Ninguém acha estranho que a mesma sociedade que prega felicidade 24 horas por dia seja a mesma que vendeu 60,6 milhões de unidades de antidepressivos e ansiolíticos em 2017?

Acredito que não estamos repetindo isto o suficiente, então tatue no corpo a seguinte frase: “nossa sociedade é uma fábrica de tristeza“. Mostre-a a seu parceiro sexual da próxima vez em que você estiver indisposto para o sexo.  Mostre a seu patrão quando não bater a meta do mês. Mostre a seu professor quando devolver a prova em branco.

E pense consigo mesmo, o que nós estamos aceitando como critério de felicidade, afinal de contas. O que? Que nossa sociedade segue um modelo fabril, todos sabemos desde Adam Smith. Que nossa sociedade é obcecada com controle, todos sabemos desde Jeremy Bentham. Misturamos as duas coisas em uma só e nasce mais um condomínio privado conforme nos mostra a pesquisa conduzida por Felipe Barbosa Margarido, que nos mostra que a existência do sonho de consumo de viver em um condomínio fechado é fruto do controle social, onde você é capaz de determinar quem entra e quem sai do espaço que você frequenta, que são os espaços comuns do condomínio. Mistura-se os conceitos de público e privado de modo muito sutil e simbiótico, e quanto mais elementos do espaço público puder ser  trazido para dentro do espaço do condomínio, melhor. Churrasqueiras, quadras de futebol, baquete, tênis, as piscinas e academias de musculação, a ciclofaixa, os parquinhos e praças. Ultimamente algumas padarias estão levando foodtrucks para dentro destes condomínios para que os condôminos possam comprar os itens do armazém sem precisar tocar o pé na rua. O controle é absoluto através das muitas câmeras e também dos porteiros e portarias, e tudo funciona como um relógio dentro de uma fábrica.

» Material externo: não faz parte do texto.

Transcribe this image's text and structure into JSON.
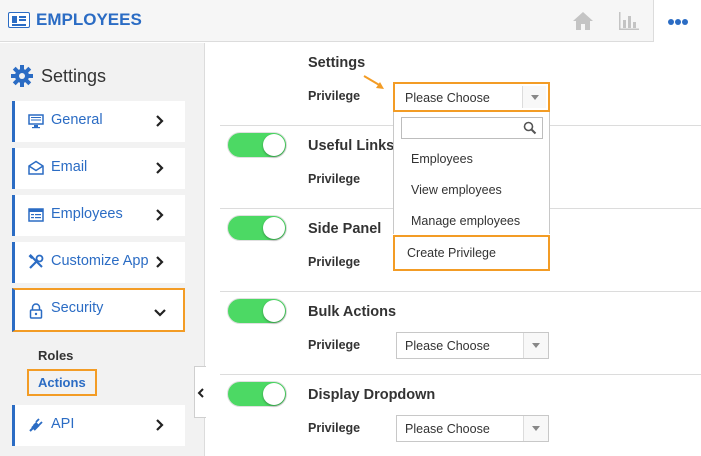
{
  "app": {
    "title": "EMPLOYEES",
    "icon": "id-card-icon"
  },
  "header": {
    "home_icon": "home-icon",
    "chart_icon": "bar-chart-icon",
    "more_icon": "more-dots-icon"
  },
  "sidebar": {
    "title": "Settings",
    "title_icon": "gear-icon",
    "items": [
      {
        "label": "General",
        "icon": "monitor-icon"
      },
      {
        "label": "Email",
        "icon": "envelope-icon"
      },
      {
        "label": "Employees",
        "icon": "list-icon"
      },
      {
        "label": "Customize App",
        "icon": "tools-icon"
      },
      {
        "label": "Security",
        "icon": "lock-icon"
      },
      {
        "label": "API",
        "icon": "plug-icon"
      }
    ],
    "subitems": [
      {
        "label": "Roles"
      },
      {
        "label": "Actions"
      }
    ]
  },
  "main": {
    "sections": [
      {
        "title": "Settings",
        "privilege_label": "Privilege",
        "value": "Please Choose"
      },
      {
        "title": "Useful Links",
        "privilege_label": "Privilege",
        "value": ""
      },
      {
        "title": "Side Panel",
        "privilege_label": "Privilege",
        "value": ""
      },
      {
        "title": "Bulk Actions",
        "privilege_label": "Privilege",
        "value": "Please Choose"
      },
      {
        "title": "Display Dropdown",
        "privilege_label": "Privilege",
        "value": "Please Choose"
      }
    ],
    "dropdown": {
      "search_placeholder": "",
      "options": [
        "Employees",
        "View employees",
        "Manage employees"
      ],
      "create_label": "Create Privilege"
    }
  },
  "colors": {
    "accent": "#2b6cc4",
    "highlight": "#f39c25",
    "toggle_on": "#4cd964"
  }
}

Por trás deste exemplo, está uma sociedade fundada sobre uma coluna de medo do espaço social. Medo do garoto maltrapilho, do morador de rua que trânsita com papelão e seu cãozinho ao lado, do desempregado que fuma na praça durante a tarde. Medo não apenas do outro, mas de não conseguir ter sucesso nas relações com o outro. Como reagir durante um conflito? Se o pedinte me pede dinheiro, como faço para negar e não criar constrangimento com os outros a minha volta? Como demonstro que sou piedoso quando ignoro a criança faminta? Essas perguntas rondam a mente de muita gente, nos dando indícios que a obsessão pelo controle é também uma incapacidade de lidar com situações onde o risco de não ser bem sucedido existe.

O medo social em não ser bem sucedido beira inclusive o ridículo. Basta abrir seu Instagram e constatar aquele seu amigo ou amiga tirando a melhor foto, no melhor ângulo, com o melhor filtro, na melhor paisagem, no melhor destino turístico, comendo a melhor comida, bebendo a melhor cerveja, sempre na companhia de pessoas que se pretendem bonitas, sorrindo sabe-se Deus porque ou do que. De que sorriem tanto, eu me pergunto? Sem querer ser amargo, por favor, mas a vida não é tão engraçada e bonita assim. Passamos mais tempo de nossas vidas olhando para a merda que sai de nossa bunda no papel higiênico, do que tomando cerveja artesanal no bar descolado às sextas a tarde.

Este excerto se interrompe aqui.